About a third of people with diabetes experience diabetic nephropathy, which is characterised by increased urinary albumin excretion and can lead to renal failure.
Previous studies have indicated there could be a link between vitamin D deficiency and diabetic nephropathy, so a team from the Shiraz University of Medical Sciences in Iran set out to explore the relationship between vitamin D deficiency and albuminuria in people with type 2 diabetes.
The study, which was conducted from December 2019 to January 2021, involved 200 participants with type 2 diabetes. Their 25-hydroxyvitamin D (25OHD) serum level and urinary albumin-to-creatinine ratio (UACR) were measured before the participants were divided into three groups based on their albuminuria level.

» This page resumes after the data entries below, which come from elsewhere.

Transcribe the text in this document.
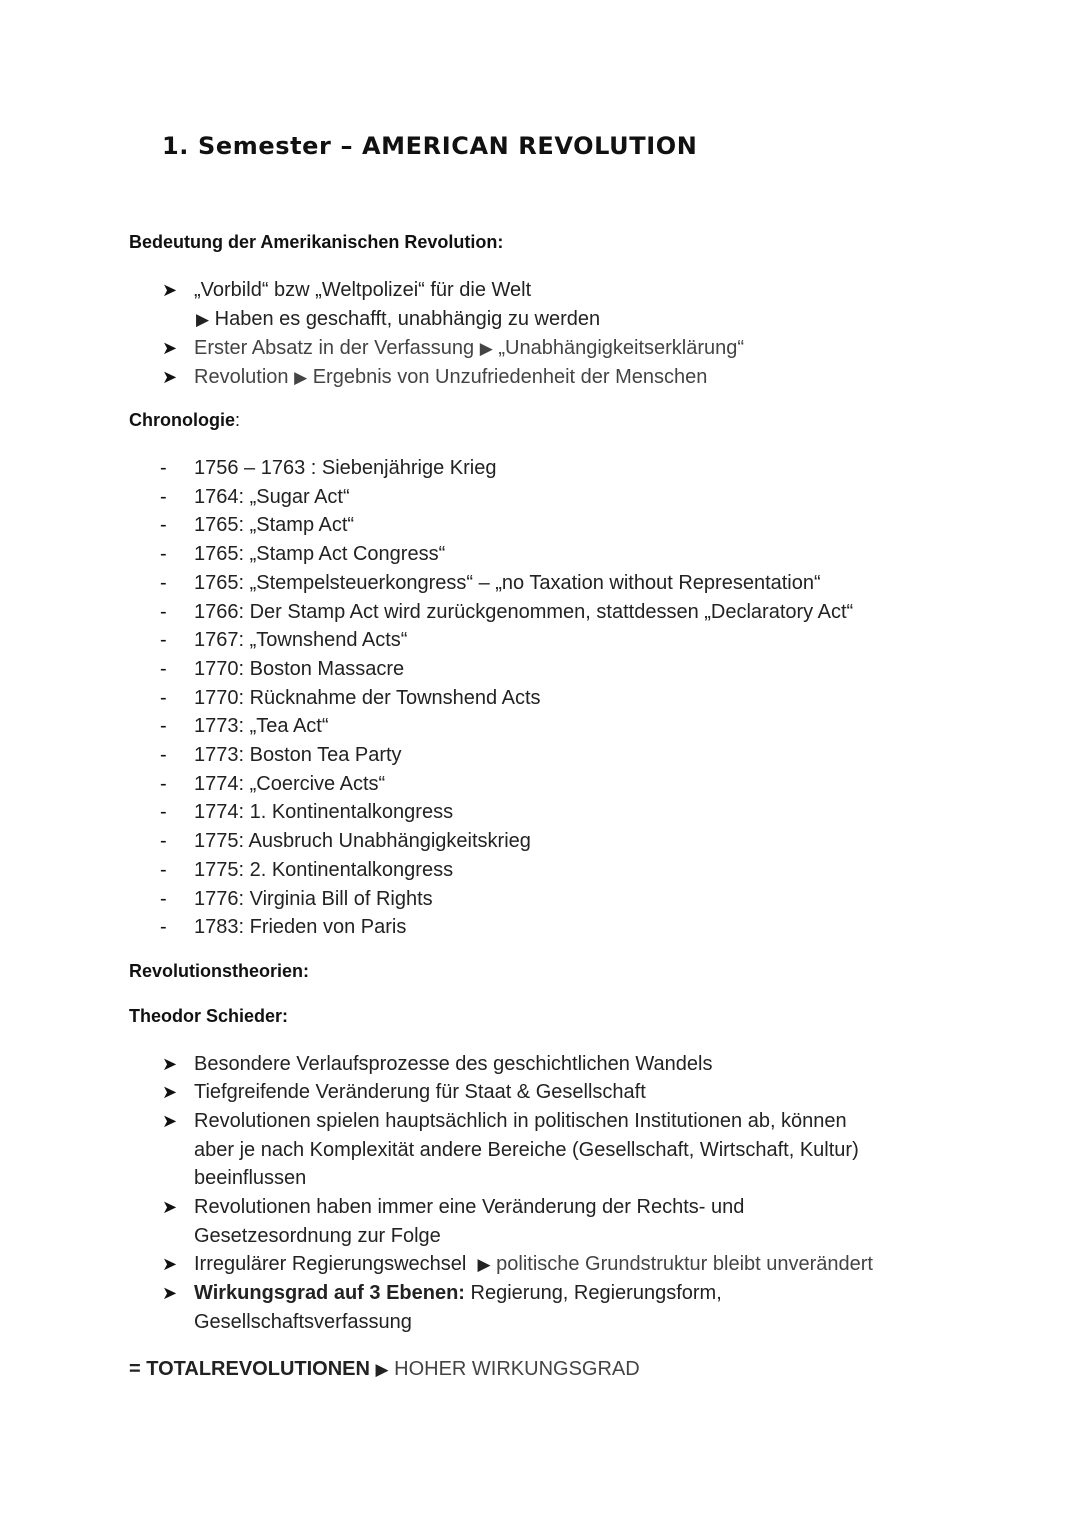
1. Semester – AMERICAN REVOLUTION
Bedeutung der Amerikanischen Revolution:
➤ „Vorbild“ bzw „Weltpolizei“ für die Welt
▶ Haben es geschafft, unabhängig zu werden
➤ Erster Absatz in der Verfassung ▶ „Unabhängigkeitserklärung“
➤ Revolution ▶ Ergebnis von Unzufriedenheit der Menschen
Chronologie:
- 1756 – 1763 : Siebenjährige Krieg
- 1764: „Sugar Act“
- 1765: „Stamp Act“
- 1765: „Stamp Act Congress“
- 1765: „Stempelsteuerkongress“ – „no Taxation without Representation“
- 1766: Der Stamp Act wird zurückgenommen, stattdessen „Declaratory Act“
- 1767: „Townshend Acts“
- 1770: Boston Massacre
- 1770: Rücknahme der Townshend Acts
- 1773: „Tea Act“
- 1773: Boston Tea Party
- 1774: „Coercive Acts“
- 1774: 1. Kontinentalkongress
- 1775: Ausbruch Unabhängigkeitskrieg
- 1775: 2. Kontinentalkongress
- 1776: Virginia Bill of Rights
- 1783: Frieden von Paris
Revolutionstheorien:
Theodor Schieder:
➤ Besondere Verlaufsprozesse des geschichtlichen Wandels
➤ Tiefgreifende Veränderung für Staat & Gesellschaft
➤ Revolutionen spielen hauptsächlich in politischen Institutionen ab, können
aber je nach Komplexität andere Bereiche (Gesellschaft, Wirtschaft, Kultur)
beeinflussen
➤ Revolutionen haben immer eine Veränderung der Rechts- und
Gesetzesordnung zur Folge
➤ Irregulärer Regierungswechsel ▶ politische Grundstruktur bleibt unverändert
➤ Wirkungsgrad auf 3 Ebenen: Regierung, Regierungsform,
Gesellschaftsverfassung
= TOTALREVOLUTIONEN ▶ HOHER WIRKUNGSGRAD
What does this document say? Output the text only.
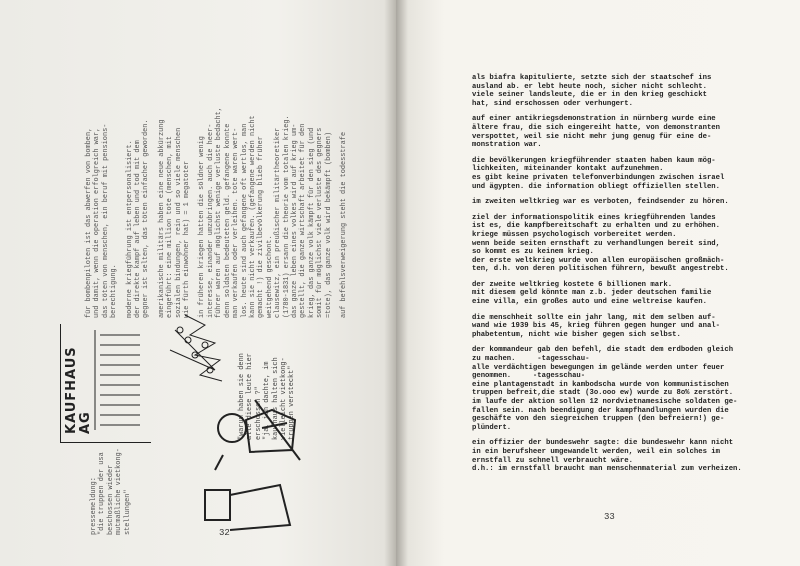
für bombenpiloten ist das abwerfen von bomben, und damit, wenn die operation erfolgreich war, das töten von menschen, ein beruf mit pensions- berechtigung. moderne kriegführung ist entpersonalisiert. der direkte kampf auf leben und tod mit dem gegner ist selten, das töten einfacher geworden. amerikanische militärs haben eine neue abkürzung eingeführt: eine million tote (menschen, mit sozialen bindungen, rein und so viele menschen wie fürth einwohner hat) = 1 megatoter in früheren kriegen hatten die söldner wenig interesse, einander umzubringen. auch die heer- führer waren auf möglichst wenige verluste bedacht, denn soldaten bedeuteten geld. gefangene konnte man verkaufen oder verleihen. tote waren wert- los. heute sind auch gefangene oft wertlos, man kann sie nicht verkaufen. (gefangene werden nicht gemacht !) die zivilbevölkerung blieb früher weitgehend geschont. clausewitz, ein preußischer militärtheoretiker (1780-1831) ersann die theorie vom totalen krieg. das ganze leben eines volkes wird auf krieg um- gestellt, die ganze wirtschaft arbeitet für den krieg, das ganze volk kämpft für den sieg (und somit für möglichst viele verluste des gegners =tote), das ganze volk wird bekämpft (bomben) auf befehlsverweigerung steht die todesstrafe

pressemeldung: "die truppen der usa beschossen wieder mutmaßliche vietkong- stellungen"
KAUFHAUS AG	"warum haben sie denn alle diese leute hier erschossen ?" "ja, ich dachte, im kaufhaus halten sich vielleicht vietkong- truppen versteckt"
32
33

als biafra kapitulierte, setzte sich der staatschef ins
ausland ab. er lebt heute noch, sicher nicht schlecht.
viele seiner landsleute, die er in den krieg geschickt
hat, sind erschossen oder verhungert.

auf einer antikriegsdemonstration in nürnberg wurde eine
ältere frau, die sich eingereiht hatte, von demonstranten
verspottet, weil sie nicht mehr jung genug für eine de-
monstration war.

die bevölkerungen kriegführender staaten haben kaum mög-
lichkeiten, miteinander kontakt aufzunehmen.
es gibt keine privaten telefonverbindungen zwischen israel
und ägypten. die information obliegt offiziellen stellen.

im zweiten weltkrieg war es verboten, feindsender zu hören.

ziel der informationspolitik eines kriegführenden landes
ist es, die kampfbereitschaft zu erhalten und zu erhöhen.
kriege müssen psychologisch vorbereitet werden.
wenn beide seiten ernsthaft zu verhandlungen bereit sind,
so kommt es zu keinem krieg.
der erste weltkrieg wurde von allen europäischen großmäch-
ten, d.h. von deren politischen führern, bewußt angestrebt.

der zweite weltkrieg kostete 6 billionen mark.
mit diesem geld könnte man z.b. jeder deutschen familie
eine villa, ein großes auto und eine weltreise kaufen.

die menschheit sollte ein jahr lang, mit dem selben auf-
wand wie 1939 bis 45, krieg führen gegen hunger und anal-
phabetentum, nicht wie bisher gegen sich selbst.

der kommandeur gab den befehl, die stadt dem erdboden gleich
zu machen.     -tagesschau-
alle verdächtigen bewegungen im gelände werden unter feuer
genommen.     -tagesschau-
eine plantagenstadt in kambodscha wurde von kommunistischen
truppen befreit,die stadt (3o.ooo ew) wurde zu 8o% zerstört.
im laufe der aktion sollen 12 nordvietnamesische soldaten ge-
fallen sein. nach beendigung der kampfhandlungen wurden die
geschäfte von den siegreichen truppen (den befreiern!) ge-
plündert.

ein offizier der bundeswehr sagte: die bundeswehr kann nicht
in ein berufsheer umgewandelt werden, weil ein solches im
ernstfall zu schnell verbraucht wäre.
d.h.: im ernstfall braucht man menschenmaterial zum verheizen.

Their 25OHD serum level and other clinical characteristics were then compared among these albuminuria groups, and the relation between albuminuria level and 25OHD was examined.
The team reported: “The prevalence of vitamin D deficiency in macroalbuminuric patients (UACR≥300 mg/g) was 61.8%, and in microalbuminuric (30 ≤ UACR< 300 mg/g) and normoalbuminuric groups (UACR< 30 mg/g) was 33.3% and 24%, respectively. Further analysis revealed a significant negative relationship between 25OHD and albuminuria(r = − 0.257, p-value< 0.001). According to ROC curve analysis, a 25OHD level ≤ 21 ng/ml was considered an optimal cut-off point value for having macroalbuminuria in diabetic patients.”
The study concluded that “the prevalence of macroalbuminuria increased when the 25OHD serum level was less than 20 ng/ml”.
The findings have been published in BMC Endocrine Disorders.